Okuyacağınız hikâye tamamen gerçek olaylardan ibarettir.

Yaşlı adamın adı Gunnar’dı ve elindeki siyah beyaz fotoğrafa bakarken gözleri nemleniyordu. Fotoğrafın bir yaz günü çekildiği siyah beyaz olmasına rağmen rahatlıkla seçiliyordu. Çünkü arkadaki ağaçların çiçek açtığını ve gelinin elindeki buketten yaz, en kötü ihtimalle bahar olduğu net bir şekilde görülüyordu. 1900 küsur model Opel marka bir otomobilin önünde duruyorlardı. Gunnar’ın üzerinde son derece şık bir takım elbise ve janti ayakkabılar vardı. Elindeki fötr şapkayı bir yelpaze olarak kullandığı da net görünüyordu fotoğrafta. Uzun mutfak masasının diğer ucundan kalkıp yanına geldim ve resmi bir kere daha bu sefer resmin kahramanı ile beraber incelemeye koyuldum. Gunnar’ın iki yıl önce bağımlısı olduğu tekerlekli sandalyeyi hafif yan tarafa iterek, mutfak penceresinden içeri sertçe vuran yaşlı adamın yüzünü güneşten az da olsa korumaya çalıştım. Tam bu esnada titrek ellindeki fotoğrafı üzerinde süt ve soda lekeleri bulunan masaya bıraktı ve gözlerinden usulca akan göz yaşlarını silmek için insan üstü bir çaba sarf etti. Dayanamadım ve masanın üstünde duran, üzerinde mayıs çiçekleri desenleri bulunan peçetelerden birini alıp birbiri ardına akan göz yaşlarını silmesine yardım ettim. O göz yaşları ile beraber bir ömür aktı gitti gözlerimin önünde.  Yaşlı adamı daha fazla duygulandırmamak ve yormamak için beynime hücum eden tüm soruları dizginleyip kendisine bir bardak su verdim.

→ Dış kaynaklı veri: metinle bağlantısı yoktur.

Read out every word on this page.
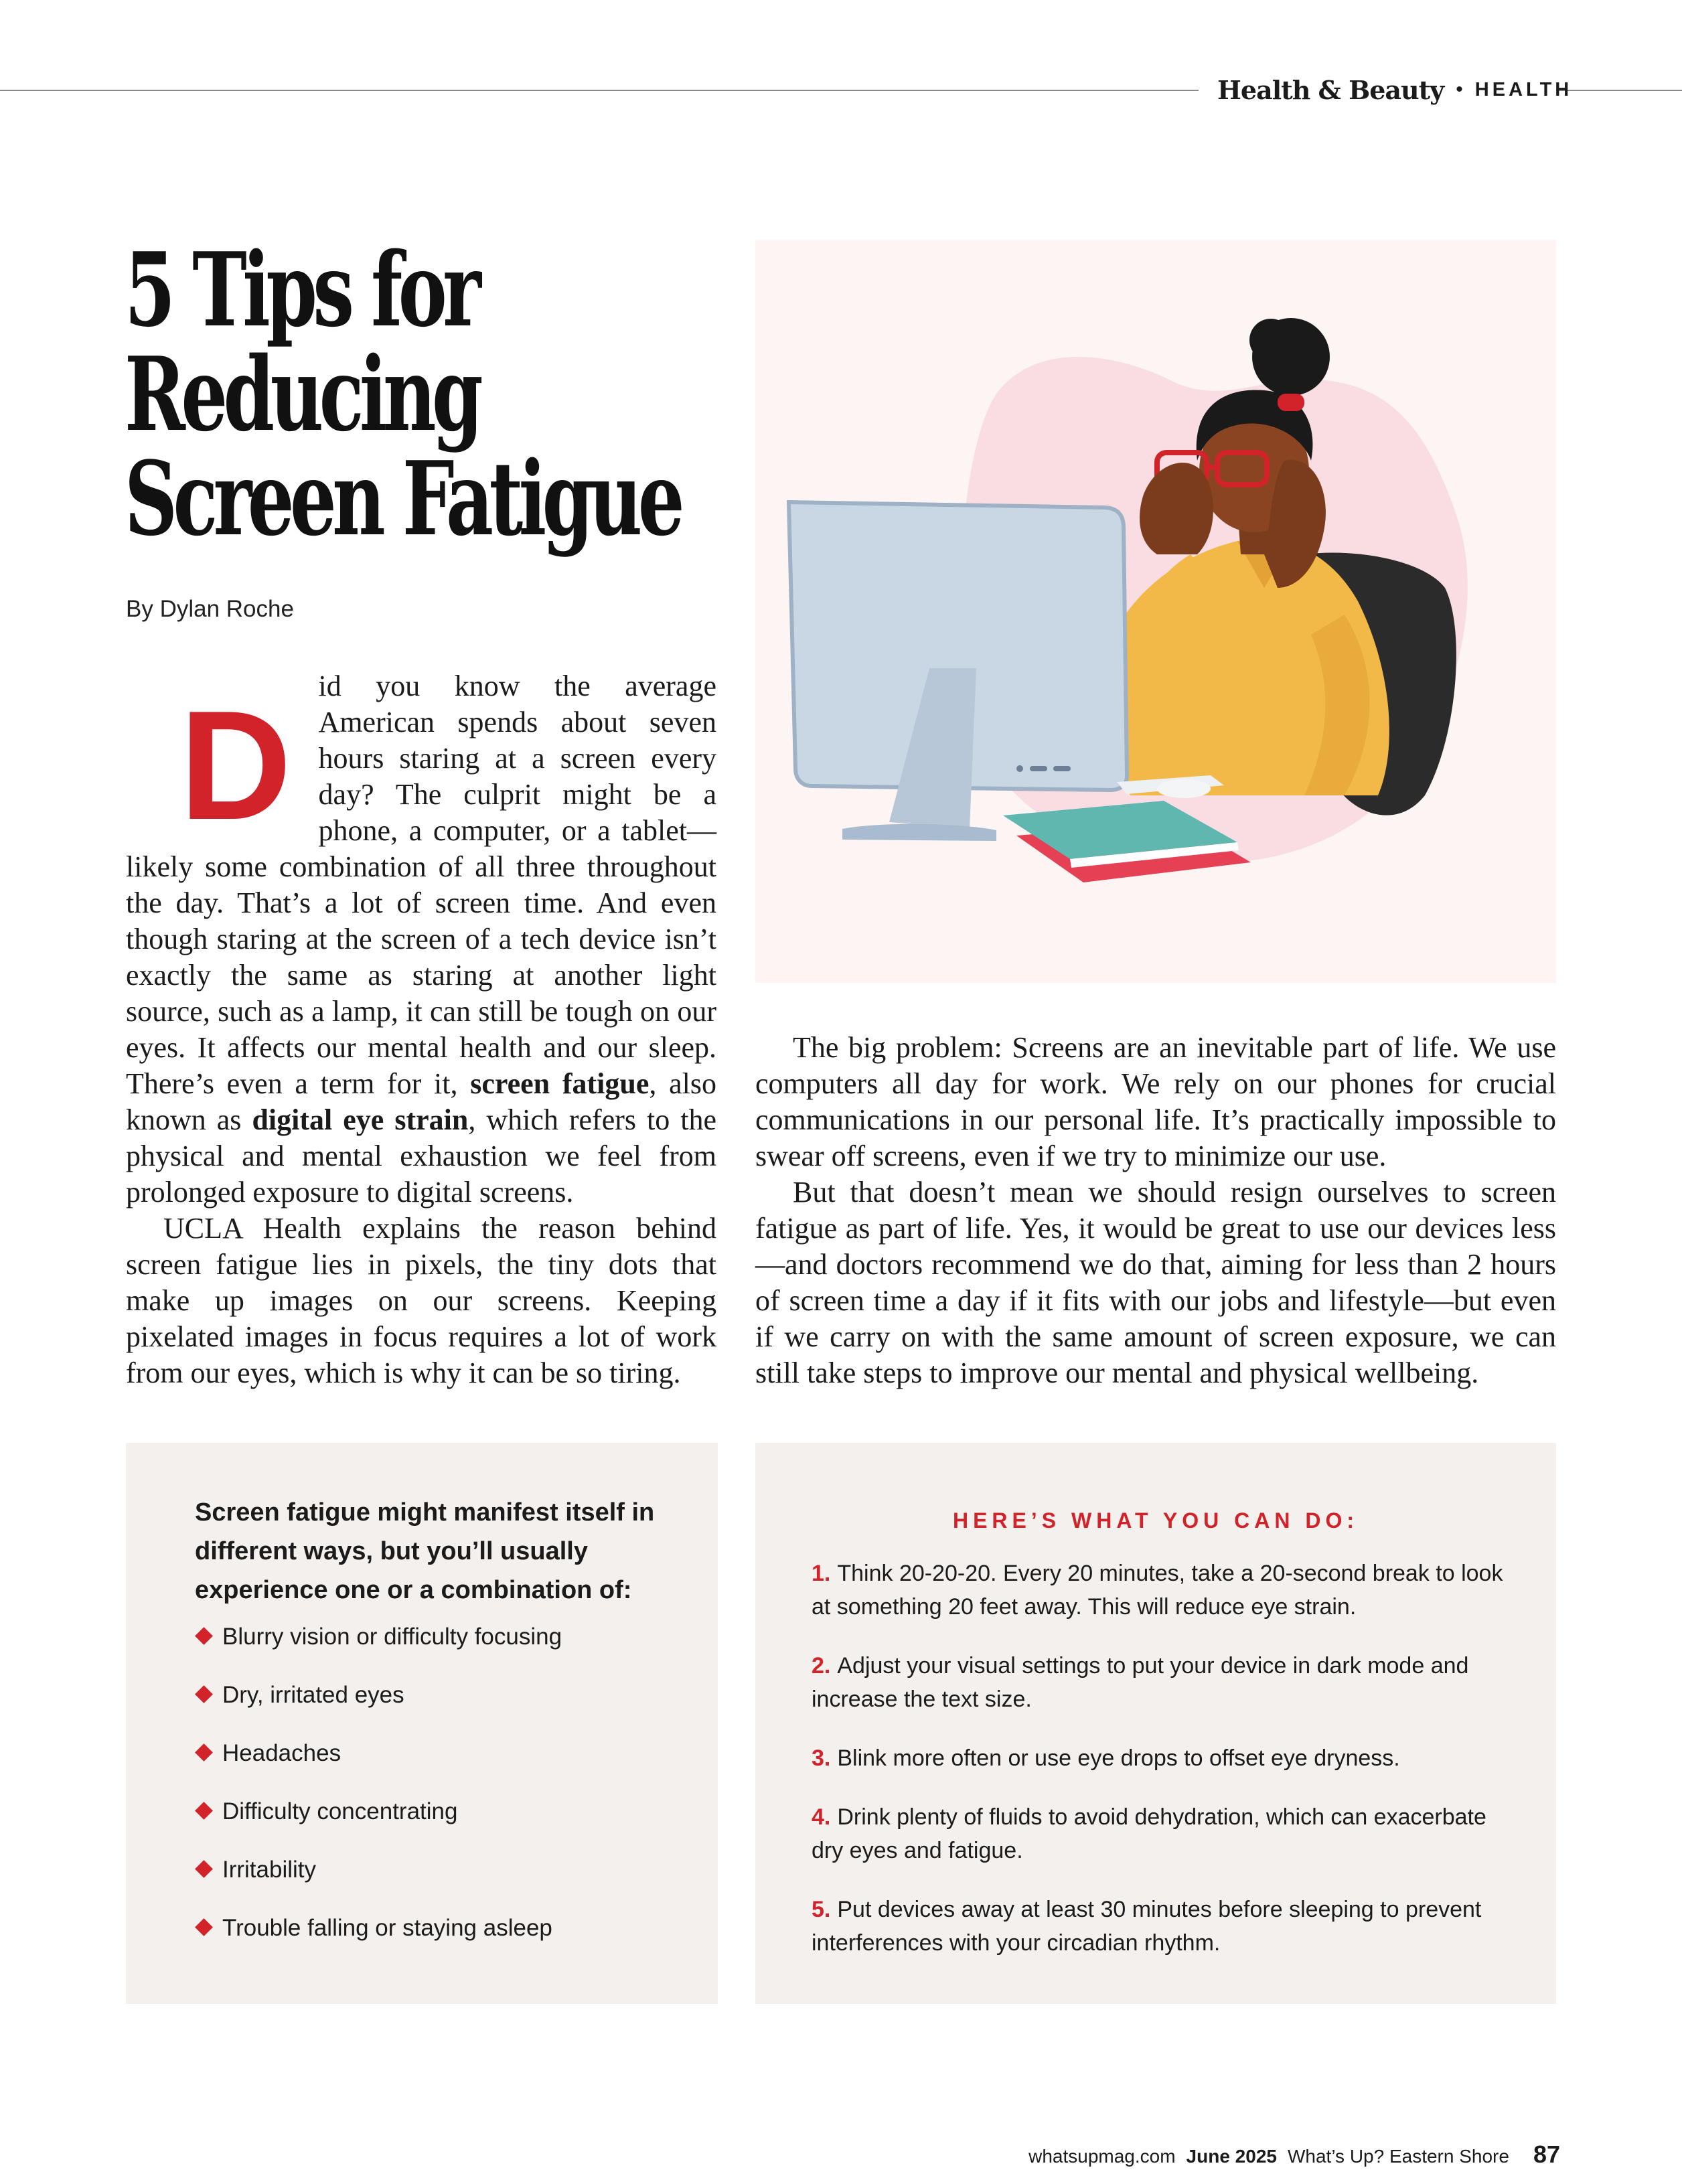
Health & Beauty • HEALTH
5 Tips for
Reducing
Screen Fatigue
By Dylan Roche

Did you know the average American spends about seven hours staring at a screen every day? The culprit might be a phone, a computer, or a tablet—likely some combination of all three throughout the day. That’s a lot of screen time. And even though staring at the screen of a tech device isn’t exactly the same as staring at another light source, such as a lamp, it can still be tough on our eyes. It affects our mental health and our sleep. There’s even a term for it, screen fatigue, also known as digital eye strain, which refers to the physical and mental exhaustion we feel from prolonged exposure to digital screens.

UCLA Health explains the reason behind screen fatigue lies in pixels, the tiny dots that make up images on our screens. Keeping pixelated images in focus requires a lot of work from our eyes, which is why it can be so tiring.

The big problem: Screens are an inevitable part of life. We use computers all day for work. We rely on our phones for crucial communications in our personal life. It’s practically impossible to swear off screens, even if we try to minimize our use.

But that doesn’t mean we should resign ourselves to screen fatigue as part of life. Yes, it would be great to use our devices less—and doctors recommend we do that, aiming for less than 2 hours of screen time a day if it fits with our jobs and lifestyle—but even if we carry on with the same amount of screen exposure, we can still take steps to improve our mental and physical wellbeing.

Screen fatigue might manifest itself in different ways, but you’ll usually experience one or a combination of:

Blurry vision or difficulty focusing
Dry, irritated eyes
Headaches
Difficulty concentrating
Irritability
Trouble falling or staying asleep

HERE’S WHAT YOU CAN DO:

1. Think 20-20-20. Every 20 minutes, take a 20-second break to look at something 20 feet away. This will reduce eye strain.
2. Adjust your visual settings to put your device in dark mode and increase the text size.
3. Blink more often or use eye drops to offset eye dryness.
4. Drink plenty of fluids to avoid dehydration, which can exacerbate dry eyes and fatigue.
5. Put devices away at least 30 minutes before sleeping to prevent interferences with your circadian rhythm.
whatsupmag.com June 2025 What’s Up? Eastern Shore 87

Günün çoğunu yatarak geçirdiği odasında televizyonun sesi mutfağın hüzünlü havasını az biraz dağıtıyordu. Birkaç dakika sonra biraz sakinleşince hırıltılı bir sesle,

-Barbro gideli tam iki sene oldu.

-Kaç yaşındaydı öldüğünde?

-Hım, benim kadar yaşlıydı en az.

Bir sessizlik çöktü sonra. Ne söyleyebilirdim ki? Zaten eşim olan torunu, bu asır deviren adam hakkında çoğu şeyi anlatmıştı. Kuzeyde, en kuzeyde yani kutuplara ramak kalan bu coğrafyada yaşanabilecek en ilginç hayatı yaşayan bu yaşlı adamın sıra dışı hayat hikayesini eşimin ağzından direkt aktarıyorum.

1922’de doğmuş Gunnar. Beş kardeşlermiş ve kendisi en küçükleriymiş. Doğduğunda memleketin durumu pek parlak değilmiş. Olabildiğine fakir olmakla beraber, ciddi sağlık, ulaşım ve eğitim problemleri varmış. Buna rağmen Gunnar ve ailesinin durumu yaşadıkları kasaba ahalisine oranla pek iyiymiş. Dedesinden kalma görece büyük bir çiftlik, iki katlı, dört odalı ahşap bir ev ve çok sayıda hayvanları varmış. İşte Gunnar’ın hikayesini çok ilginç kılan hadise de bu zenginlikmiş zaten. Öyle ya, çok paranın çok derdi olurmuş…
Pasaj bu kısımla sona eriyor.